For $n=3$, for instance, we have the following $C_3=5$ trees with their associated sequences:
* * * * *
| / \ / \ | /|\
* * * * * * * * *
| | | / \
* * * * *
|
*
0,0,0 1,-1,0 1,0,-1 0,1,-1 2,-1,-1
The inverse function is a bit harder to describe but not hard to illustrate. Say we have the sequence $2,1,-1,-1,-1$ for $n=6$; we can build the corresponding tree starting at the top. The root will have $3$ children. The traversal goes next to the first child, which must have $2$ children. Its first child has none, so it’s a leaf. Its second child is another leaf. And the traversal then goes to the root’s second child, which is a leaf. This of course leaves the root’s last child to be a leaf as well, and we have this tree:
*
/|\
* * *
/ \
* *
If you’ve not already seen the fact that $C_n$ is the number of ordered trees with $n+1$ vertices, there is a fairly easy bijection between these trees and balanced parenthesis strings. Do a complete depth-first traversal of the tree, starting and ending at the root, and record a left parenthesis when you go down an edge (i.e., away from the root) and a right parenthesis when you go up an edge.
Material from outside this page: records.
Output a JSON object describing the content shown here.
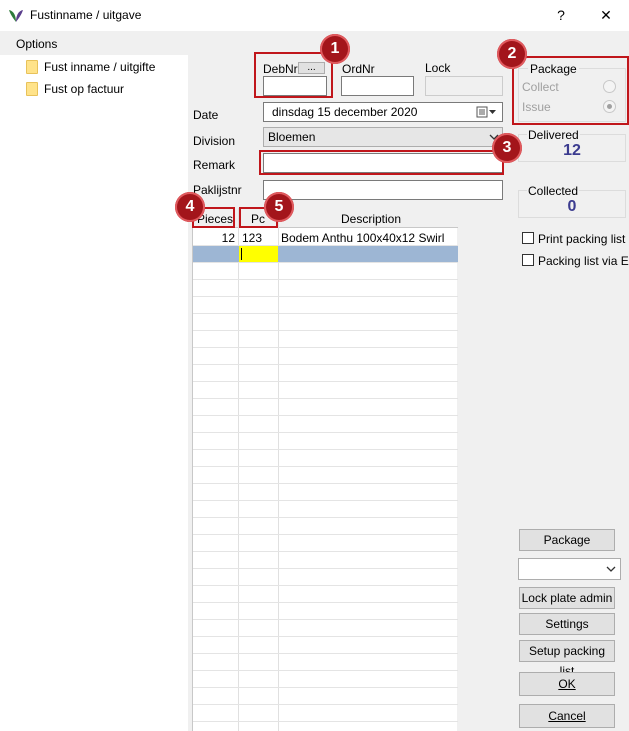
{
  "window": {
    "title": "Fustinname / uitgave",
    "help_label": "?",
    "close_label": "✕",
    "icon": "leaf-logo-icon"
  },
  "sidebar": {
    "options_label": "Options",
    "items": [
      {
        "label": "Fust inname / uitgifte",
        "icon": "folder-icon"
      },
      {
        "label": "Fust op factuur",
        "icon": "folder-icon"
      }
    ]
  },
  "form": {
    "debnr_label": "DebNr",
    "debnr_button": "...",
    "debnr_value": "",
    "ordnr_label": "OrdNr",
    "ordnr_value": "",
    "lock_label": "Lock",
    "lock_value": "",
    "date_label": "Date",
    "date_value": "dinsdag   15 december 2020",
    "division_label": "Division",
    "division_value": "Bloemen",
    "remark_label": "Remark",
    "remark_value": "",
    "paklijstnr_label": "Paklijstnr",
    "paklijstnr_value": ""
  },
  "package_group": {
    "title": "Package",
    "collect_label": "Collect",
    "issue_label": "Issue",
    "selected": "Issue"
  },
  "counters": {
    "delivered_label": "Delivered",
    "delivered_value": "12",
    "collected_label": "Collected",
    "collected_value": "0"
  },
  "checkboxes": {
    "print_packing_list": "Print packing list",
    "packing_list_email": "Packing list via E-m"
  },
  "grid": {
    "headers": [
      "Pieces",
      "Pc",
      "Description"
    ],
    "rows": [
      {
        "pieces": "12",
        "pc": "123",
        "description": "Bodem Anthu 100x40x12 Swirl"
      }
    ]
  },
  "buttons": {
    "package": "Package",
    "dropdown_value": "",
    "lock_plate_admin": "Lock plate admin",
    "settings": "Settings",
    "setup_packing_list": "Setup packing list",
    "ok": "OK",
    "cancel": "Cancel"
  },
  "annotations": [
    "1",
    "2",
    "3",
    "4",
    "5"
  ],
  "colors": {
    "annotation_red": "#c0161b",
    "counter_blue": "#3b3b8f",
    "selected_row": "#9db6d4",
    "active_cell": "#ffff00"
  }
}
The five trees with $4$ nodes shown in the first diagram correspond in order to the strings ((())), ()(()), (())(), (()()), and ()()(); the tree with $6$ nodes shown above yields the string (()())()().
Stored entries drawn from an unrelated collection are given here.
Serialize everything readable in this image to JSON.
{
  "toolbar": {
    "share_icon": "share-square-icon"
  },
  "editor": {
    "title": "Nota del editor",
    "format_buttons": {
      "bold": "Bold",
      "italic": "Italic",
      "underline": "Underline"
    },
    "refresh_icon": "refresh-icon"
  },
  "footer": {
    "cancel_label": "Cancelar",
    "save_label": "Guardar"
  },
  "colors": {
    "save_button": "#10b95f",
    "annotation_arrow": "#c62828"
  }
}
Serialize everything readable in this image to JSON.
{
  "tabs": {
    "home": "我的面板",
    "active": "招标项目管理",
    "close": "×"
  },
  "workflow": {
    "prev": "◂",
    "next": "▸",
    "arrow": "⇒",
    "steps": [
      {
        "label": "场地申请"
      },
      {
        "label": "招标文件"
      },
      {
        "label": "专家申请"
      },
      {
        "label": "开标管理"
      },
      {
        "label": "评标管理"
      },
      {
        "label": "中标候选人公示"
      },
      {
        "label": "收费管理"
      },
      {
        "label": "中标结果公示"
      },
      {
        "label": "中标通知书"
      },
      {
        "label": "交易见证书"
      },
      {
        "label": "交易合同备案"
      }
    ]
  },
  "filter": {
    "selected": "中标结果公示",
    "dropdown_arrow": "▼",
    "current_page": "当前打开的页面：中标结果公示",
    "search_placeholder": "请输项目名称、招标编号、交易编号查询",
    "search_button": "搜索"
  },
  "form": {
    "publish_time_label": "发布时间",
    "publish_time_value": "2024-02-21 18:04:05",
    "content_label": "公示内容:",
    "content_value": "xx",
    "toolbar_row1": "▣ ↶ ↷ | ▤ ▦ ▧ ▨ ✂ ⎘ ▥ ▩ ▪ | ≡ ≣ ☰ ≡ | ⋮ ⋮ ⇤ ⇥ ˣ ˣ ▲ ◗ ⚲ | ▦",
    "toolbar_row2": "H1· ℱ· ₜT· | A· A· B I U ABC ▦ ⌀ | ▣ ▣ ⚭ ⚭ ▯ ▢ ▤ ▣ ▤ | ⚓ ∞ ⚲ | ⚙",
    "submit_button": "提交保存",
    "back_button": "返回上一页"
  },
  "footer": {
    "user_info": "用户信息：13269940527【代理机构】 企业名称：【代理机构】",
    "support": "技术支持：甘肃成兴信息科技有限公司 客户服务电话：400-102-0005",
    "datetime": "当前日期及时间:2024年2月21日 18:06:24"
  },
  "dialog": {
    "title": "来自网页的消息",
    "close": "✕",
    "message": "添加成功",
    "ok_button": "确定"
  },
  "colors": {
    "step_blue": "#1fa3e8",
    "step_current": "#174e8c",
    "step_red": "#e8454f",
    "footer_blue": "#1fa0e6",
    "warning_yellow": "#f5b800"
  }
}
Added: Combining these bijections yields a direct bijection from your sequences to balanced parenthesis strings that isn’t too hard to describe. Given the sequence $\langle a_1,\ldots,a_n\rangle$, begin by writing down a row of $a_1+1$ matched pairs of parentheses and call the first pair the focal pair. Using the sequence $$\langle 3,0,-1,0,1,-1,-1,0,-1\rangle$$ as an example, I start with
$$\color{red}{()}()()()\;,$$
where the focal pair is red. Suppose that you’ve processed $a_k$ for some $k<n$. If $a_{k+1}\ge 0$, place a row of $a_{k+1}+1$ matched pairs of parentheses in the current focal pair and make the first of these pairs the new focal pair; in my example this results in the string
$$(\color{red}{()})()()()\;,$$
where the focal pair is again shown in red. If $a_{k+1}=-1$, however, as is now the case in my example, write nothing and shift the focus to the first empty matched pair to the right:
$$(())\color{red}{()}()()\;.$$
Continue in this fashion to complete the construction of the associated parenthesis string:
$$\begin{align*}
a_4=0:&\quad(())(\color{red}{()})()()\\
a_5=1:&\quad(())((\color{red}{()}()))()()\\
a_6=-1:&\quad(())((()\color{red}{()}))()()\\
a_7=-1:&\quad(())((()()))\color{red}{()}()\\
a_8=0:&\quad(())((()()))(\color{red}{()})()\\
a_9=-1:&\quad(())((()()))(())\color{red}{()}
\end{align*}$$
This is what I was fumbling towards in my original answer. The associated tree:
----------*----------
| / \ |
| / \ |
* * * *
| | |
| | |
* * *
/ \
/ \
* *